I corresponded with some of these by email, but although it might be interesting to model correspondence between researchers (nice graph theory applications), I can't see how you can dig into these emails in practice and in any case they were just a small proportion of authors that influenced my work.

It's going to be easier if you can work with what has been freely published, which brings us back to the thesis. What if they could be marked up in such a way that you can extract meaning? So you could know in a particular thesis whose work had provided the foundations, who was doing similar work. This is a task for experts in knowledge representation, retrieval and analysis. Patterns might emerge that show coalesence among some theses, where a lot of researchers tackle a popular topic and related issues; further some theses may show a lot of interconnectivity not only within subject areas but across subject areas, which might suggest making more explicit particular areas for co-operation and joint conferences. On the other hand, some research may be shown to go off on a limb and have little to do with others. Some nice visuals will make this much easier to see!


Thurston said...


I am the person that created the academic genealogies at the University of Notre Dame. My inspiration was visiting the chemistry dept at the Michigan Statue Univ. They put the academic genealogy of the dept on the wall of the main lobby of the bldg.

The project of creating an academic genealogy at first seems rather easy and straight-forward. But the more I have grown it the more difficulties I encounter - adding updates, verifying information, site maintenance, and personally, a lack of computer experience. I am begining to think that a wiki might be the way to distribute/centralize the work.

You might be interested to know about the Chemistry academic genealogy at Univ. Illinois ( Vera Mainz, the creator, tries to include who was influenced by whom in addition to the advisor plus a little bio for each person.

Paul Trafford said...

Hello Thurston,

Thanks for leaving your comments. It's nice to hear how your project was sparked though, as you have experienced, any kind of 'family' genealogy project soon becomes quite a commitment if the number of maintainers doesn't grow in line with the number of people in the genealogy. It then becomes very much a task for dedicated enthusiasts only!

Your idea of a wiki certainly addresses the problem of scalability, distributing the workload and allowing the project to grow organically. It's got a good chance of coverage now that the majority of academics are online, but who can edit whose entry? It's difficult to assure the accuracy without some form of identity management. Such issues have been quite exposed in Wikipedia, though I'm actually very fond of this encyclopaedia and carry a snapshot with me on a PDA.
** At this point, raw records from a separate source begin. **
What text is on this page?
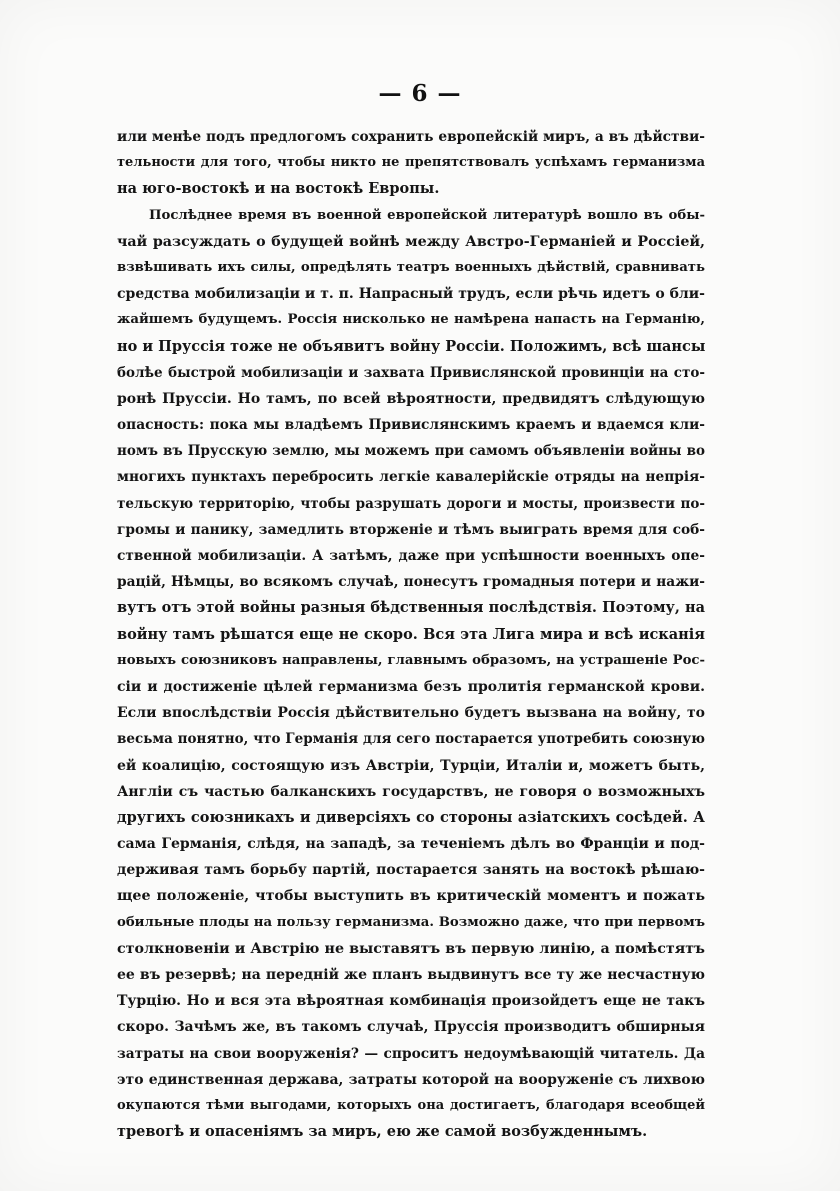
— 6 —
или менѣе подъ предлогомъ сохранить европейскій миръ, а въ дѣйстви-
тельности для того, чтобы никто не препятствовалъ успѣхамъ германизма
на юго-востокѣ и на востокѣ Европы.
Послѣднее время въ военной европейской литературѣ вошло въ обы-
чай разсуждать о будущей войнѣ между Австро-Германіей и Россіей,
взвѣшивать ихъ силы, опредѣлять театръ военныхъ дѣйствій, сравнивать
средства мобилизаціи и т. п. Напрасный трудъ, если рѣчь идетъ о бли-
жайшемъ будущемъ. Россія нисколько не намѣрена напасть на Германію,
но и Пруссія тоже не объявитъ войну Россіи. Положимъ, всѣ шансы
болѣе быстрой мобилизаціи и захвата Привислянской провинціи на сто-
ронѣ Пруссіи. Но тамъ, по всей вѣроятности, предвидятъ слѣдующую
опасность: пока мы владѣемъ Привислянскимъ краемъ и вдаемся кли-
номъ въ Прусскую землю, мы можемъ при самомъ объявленіи войны во
многихъ пунктахъ перебросить легкіе кавалерійскіе отряды на непрія-
тельскую территорію, чтобы разрушать дороги и мосты, произвести по-
громы и панику, замедлить вторженіе и тѣмъ выиграть время для соб-
ственной мобилизаціи. А затѣмъ, даже при успѣшности военныхъ опе-
рацій, Нѣмцы, во всякомъ случаѣ, понесутъ громадныя потери и нажи-
вутъ отъ этой войны разныя бѣдственныя послѣдствія. Поэтому, на
войну тамъ рѣшатся еще не скоро. Вся эта Лига мира и всѣ исканія
новыхъ союзниковъ направлены, главнымъ образомъ, на устрашеніе Рос-
сіи и достиженіе цѣлей германизма безъ пролитія германской крови.
Если впослѣдствіи Россія дѣйствительно будетъ вызвана на войну, то
весьма понятно, что Германія для сего постарается употребить союзную
ей коалицію, состоящую изъ Австріи, Турціи, Италіи и, можетъ быть,
Англіи съ частью балканскихъ государствъ, не говоря о возможныхъ
другихъ союзникахъ и диверсіяхъ со стороны азіатскихъ сосѣдей. А
сама Германія, слѣдя, на западѣ, за теченіемъ дѣлъ во Франціи и под-
держивая тамъ борьбу партій, постарается занять на востокѣ рѣшаю-
щее положеніе, чтобы выступить въ критическій моментъ и пожать
обильные плоды на пользу германизма. Возможно даже, что при первомъ
столкновеніи и Австрію не выставятъ въ первую линію, а помѣстятъ
ее въ резервѣ; на передній же планъ выдвинутъ все ту же несчастную
Турцію. Но и вся эта вѣроятная комбинація произойдетъ еще не такъ
скоро. Зачѣмъ же, въ такомъ случаѣ, Пруссія производитъ обширныя
затраты на свои вооруженія? — спроситъ недоумѣвающій читатель. Да
это единственная держава, затраты которой на вооруженіе съ лихвою
окупаются тѣми выгодами, которыхъ она достигаетъ, благодаря всеобщей
тревогѣ и опасеніямъ за миръ, ею же самой возбужденнымъ.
I'm lucky in that I get to chat to some tech-savvy people at work (often on Friday lunchtimes, when fish and chips is a popular British menu item!), one of them being Stuart Yeates of OSS-Watch. He suggests (being rather blunt about the scalability issue) RDF/FOAF as a solution, which very much puts individuals in control of their own records, though how does one fill in the gaps?
Of course, maintaining one's own record won't be sufficient as it only covers people alive today. I also think that there are certain structures that need to be designed in to allow us to answer certain questions.

This project could be a real test of the 'semantic web' :-)